Independent replication — the programme’s best week in this wiki

Until now every emBODY result here came from Nummenmaa’s own group. Lyons et al. (2021) is a German clinical-psychology lab with no stake in the basic-emotion debate, using picture induction rather than words or movies, and the core result replicated at comparable accuracy. Replication by a disinterested lab with a changed cue is worth more to claim (1) — discreteness — than any further in-house extension, and it partly answers the word-cue objection above: these maps were never cued by an emotion word.

It also strengthens claim (1) from an unexpected direction. Lyons et al. found the maps dissociate two psychiatric populations — undifferentiated in schizophrenia (Torregrossa et al. 2018, on which Glerean and Nummenmaa are co-authors), differentiated but deactivation-dominated in medicated depression. Shared folk concepts of where sadness lives should not fracture by diagnosis.
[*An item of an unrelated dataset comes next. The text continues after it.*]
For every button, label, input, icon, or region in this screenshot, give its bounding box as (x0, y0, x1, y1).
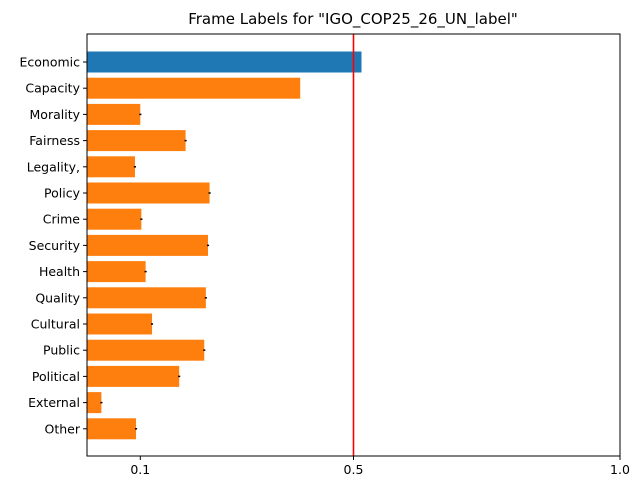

Claim (2) — constitution — fares worse, and from inside the paradigm. Deactivation is most of the sadness signature in his own maps but “almost no deactivation reached significance” under picture induction; and medicated patients whose felt emotion had turned to deactivation classified most accurately of any group. A fingerprint that changes with the ink, and stays sharp while the feeling reportedly blunts, is not yet a fingerprint that determines qualia. See bodily-sensation-maps, antidepressant-emotional-blunting.

One further exposure, now filed at is-more-interoceptive-awareness-better: his group’s proposal that age-related dampening of felt bodily emotion is beneficial invokes a generic mechanism (less signal → emotion becomes more cognitive → easier to regulate) that, taken at face value, predicts depression and antidepressant blunting should also improve emotion regulation. Neither does.